This code gets the page data through a proxy. It start from id of page = 1 and continue till 100000
package main
import (
"code.google.com/p/gcfg"
"database/sql"
"flag"
"fmt"
_ "github.com/go-sql-driver/mysql"
"github.com/parnurzeal/gorequest"
"log"
"strconv"
"time"
)
func main() {
t := time.Now()
initConfig()
initRoundRobin()
for i := vStart; i <= vStop; i++ {
cache("https://site.ru/url/"+strconv.Itoa(i), "url", i)
}
fmt.Println("Time: ", time.Since(t))
}
var (
db *sql.DB
config ConfigStruct
configFile = "config.gcfg"
roundRobin map[int]string
roundRobinNextId int
roundRobinMaxId int
vStart int
vStop int
vPart int
vScriptCount int
roundRobinShift int
failedRequestCount int
successRequestCount int
)
type ConfigStruct struct {
Database struct {
ConnectionString string
TableNameCache string
}
Part struct {
CurrentPart int
CurrentProxyCheckerPart int
}
}
type ProxyAddress struct {
Id int
Ip string
}
func check(e error) {
if e != nil {
panic(e)
log.Fatal(e)
}
}
Init connection to the database where stored proxy list and store all pages data.
func initConfig() {
if err := gcfg.ReadFileInto(&config, configFile); err != nil {
check(err)
}
connect, err := sql.Open("mysql", config.Database.ConnectionString)
check(err)
db = connect
vScriptCount = 100000
flag.IntVar(&roundRobinShift, "shift", 0, "")

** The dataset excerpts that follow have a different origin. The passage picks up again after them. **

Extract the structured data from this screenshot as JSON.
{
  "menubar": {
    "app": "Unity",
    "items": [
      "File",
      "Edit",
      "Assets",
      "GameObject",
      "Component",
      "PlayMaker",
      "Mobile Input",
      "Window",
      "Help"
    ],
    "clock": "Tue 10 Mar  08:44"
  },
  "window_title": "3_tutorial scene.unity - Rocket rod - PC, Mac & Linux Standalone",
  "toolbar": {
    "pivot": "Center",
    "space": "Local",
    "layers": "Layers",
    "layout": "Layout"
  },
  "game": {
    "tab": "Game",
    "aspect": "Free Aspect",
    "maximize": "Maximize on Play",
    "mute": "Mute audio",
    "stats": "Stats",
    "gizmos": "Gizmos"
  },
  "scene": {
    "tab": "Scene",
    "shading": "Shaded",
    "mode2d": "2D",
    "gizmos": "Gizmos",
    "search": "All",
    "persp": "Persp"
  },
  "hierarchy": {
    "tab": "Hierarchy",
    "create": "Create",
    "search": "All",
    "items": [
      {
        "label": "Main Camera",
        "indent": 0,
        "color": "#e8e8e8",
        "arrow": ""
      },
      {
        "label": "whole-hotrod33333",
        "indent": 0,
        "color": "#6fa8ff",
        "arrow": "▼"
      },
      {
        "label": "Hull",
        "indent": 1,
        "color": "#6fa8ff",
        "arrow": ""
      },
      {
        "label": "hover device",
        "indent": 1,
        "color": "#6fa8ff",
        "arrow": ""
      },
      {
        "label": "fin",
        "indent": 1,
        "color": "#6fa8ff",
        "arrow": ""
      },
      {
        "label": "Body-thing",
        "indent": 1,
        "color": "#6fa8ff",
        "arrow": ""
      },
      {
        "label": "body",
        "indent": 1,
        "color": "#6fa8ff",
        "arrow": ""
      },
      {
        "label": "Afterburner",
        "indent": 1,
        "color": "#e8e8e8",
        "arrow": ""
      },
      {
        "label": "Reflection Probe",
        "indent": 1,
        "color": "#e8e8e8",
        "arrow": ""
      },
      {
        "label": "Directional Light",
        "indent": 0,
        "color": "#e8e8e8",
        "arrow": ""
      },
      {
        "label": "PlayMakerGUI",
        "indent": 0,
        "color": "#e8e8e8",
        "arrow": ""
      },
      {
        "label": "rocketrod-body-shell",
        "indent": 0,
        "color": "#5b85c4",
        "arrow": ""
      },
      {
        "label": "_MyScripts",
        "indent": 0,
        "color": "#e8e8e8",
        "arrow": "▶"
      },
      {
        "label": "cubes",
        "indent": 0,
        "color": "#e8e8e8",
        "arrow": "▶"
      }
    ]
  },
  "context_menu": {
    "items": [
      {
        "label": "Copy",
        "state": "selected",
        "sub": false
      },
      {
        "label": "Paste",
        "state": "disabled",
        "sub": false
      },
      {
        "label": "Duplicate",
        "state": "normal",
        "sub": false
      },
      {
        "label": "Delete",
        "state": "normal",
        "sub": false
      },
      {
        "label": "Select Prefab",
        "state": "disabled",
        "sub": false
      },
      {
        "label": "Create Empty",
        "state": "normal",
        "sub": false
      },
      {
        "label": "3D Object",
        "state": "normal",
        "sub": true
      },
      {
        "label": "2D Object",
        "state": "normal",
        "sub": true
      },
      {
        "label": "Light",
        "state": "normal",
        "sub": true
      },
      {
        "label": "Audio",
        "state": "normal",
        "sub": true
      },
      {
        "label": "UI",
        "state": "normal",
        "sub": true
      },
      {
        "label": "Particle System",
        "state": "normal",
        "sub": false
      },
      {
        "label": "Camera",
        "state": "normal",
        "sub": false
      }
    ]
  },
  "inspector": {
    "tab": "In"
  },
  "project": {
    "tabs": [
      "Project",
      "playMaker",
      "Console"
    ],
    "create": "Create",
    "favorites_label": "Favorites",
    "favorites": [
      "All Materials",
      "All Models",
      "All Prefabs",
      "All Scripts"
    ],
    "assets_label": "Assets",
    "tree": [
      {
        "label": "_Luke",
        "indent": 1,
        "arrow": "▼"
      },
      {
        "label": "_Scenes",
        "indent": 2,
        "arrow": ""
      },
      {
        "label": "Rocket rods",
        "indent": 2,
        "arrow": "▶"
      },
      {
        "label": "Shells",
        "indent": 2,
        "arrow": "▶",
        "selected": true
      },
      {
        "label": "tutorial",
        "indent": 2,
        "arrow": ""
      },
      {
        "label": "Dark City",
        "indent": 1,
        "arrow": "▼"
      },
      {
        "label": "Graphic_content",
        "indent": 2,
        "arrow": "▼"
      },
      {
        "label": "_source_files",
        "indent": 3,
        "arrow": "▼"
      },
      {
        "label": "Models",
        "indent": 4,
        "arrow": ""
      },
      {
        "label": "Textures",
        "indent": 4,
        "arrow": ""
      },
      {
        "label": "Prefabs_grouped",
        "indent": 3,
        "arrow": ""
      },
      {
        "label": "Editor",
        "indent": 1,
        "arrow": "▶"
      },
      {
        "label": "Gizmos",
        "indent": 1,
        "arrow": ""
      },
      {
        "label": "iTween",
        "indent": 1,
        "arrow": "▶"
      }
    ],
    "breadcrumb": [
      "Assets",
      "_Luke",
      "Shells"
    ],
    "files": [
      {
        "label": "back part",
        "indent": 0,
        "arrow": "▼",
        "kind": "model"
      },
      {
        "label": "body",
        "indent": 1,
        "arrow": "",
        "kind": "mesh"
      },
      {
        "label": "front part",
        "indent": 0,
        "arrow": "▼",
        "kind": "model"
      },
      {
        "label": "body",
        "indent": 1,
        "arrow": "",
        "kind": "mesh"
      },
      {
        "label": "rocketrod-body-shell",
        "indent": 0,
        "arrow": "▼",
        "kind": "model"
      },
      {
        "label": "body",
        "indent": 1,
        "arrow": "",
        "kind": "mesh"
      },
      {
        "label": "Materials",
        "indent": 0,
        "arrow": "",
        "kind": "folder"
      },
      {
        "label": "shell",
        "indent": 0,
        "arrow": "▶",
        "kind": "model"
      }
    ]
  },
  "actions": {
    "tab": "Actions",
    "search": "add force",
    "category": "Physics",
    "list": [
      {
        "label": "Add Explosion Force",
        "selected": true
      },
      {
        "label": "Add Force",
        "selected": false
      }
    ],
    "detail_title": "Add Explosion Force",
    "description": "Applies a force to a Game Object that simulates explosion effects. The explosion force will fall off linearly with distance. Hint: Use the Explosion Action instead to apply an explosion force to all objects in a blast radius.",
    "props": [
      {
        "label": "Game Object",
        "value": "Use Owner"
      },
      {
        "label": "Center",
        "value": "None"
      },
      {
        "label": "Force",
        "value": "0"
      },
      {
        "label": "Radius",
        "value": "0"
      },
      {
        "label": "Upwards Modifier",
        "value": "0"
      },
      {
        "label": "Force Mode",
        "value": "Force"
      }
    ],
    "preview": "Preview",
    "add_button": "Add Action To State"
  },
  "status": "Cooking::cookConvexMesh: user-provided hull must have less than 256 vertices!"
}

flag.IntVar(&vPart, "part", 0, "select part")
flag.IntVar(&vStart, "start", (vPart*vScriptCount)+1, "select start id")
flag.IntVar(&vStop, "stop", (vPart+1)*vScriptCount, "select stop id")
flag.Parse()
vStart = vStart + (vPart * vScriptCount)
vStop = vStop + (vPart * vScriptCount)
successRequestCount = 0
}
Init list of proxies
func initRoundRobin() {
roundRobin = make(map[int]string)
rows, err := db.Query("SELECT id, ip FROM proxies WHERE status = 1 order by id asc")
check(err)
defer rows.Close()
for rows.Next() {
pa := new(ProxyAddress)
if err := rows.Scan(&pa.Id, &pa.Ip); err != nil {
check(err)
}
roundRobin[pa.Id] = pa.Ip
roundRobinMaxId = pa.Id
}
roundRobinNextId = roundRobinShift + successRequestCount
if roundRobinNextId > roundRobinMaxId {
roundRobinNextId = 0
}
failedRequestCount = 0
}
Function check data from database and if it is not in it - script will do a request
func cache(url string, tag string, url_id int) ([]byte, error) {
var data string
err := db.QueryRow("SELECT data FROM cache WHERE url_id=? AND tag=?", url_id, tag).Scan(&data)
if err == sql.ErrNoRows {
data, err := proxyRequest(url)
check(err)
insert, err := db.Prepare("INSERT cache SET url_id=?, url=?, tag=?, data=?, datetime=?")
datetime, err := strconv.ParseInt(time.Now().Format("20060102150405"), 10, 64)
check(err)
insert.Exec(url_id, url, tag, data, datetime)
return []byte(data), nil
}
return []byte(data), nil
}
Function make request through proxy to get page data. Each request get through new proxy server. Timeout per server = 10 sec. If server don't send a response - server will be deleted from roundrobin.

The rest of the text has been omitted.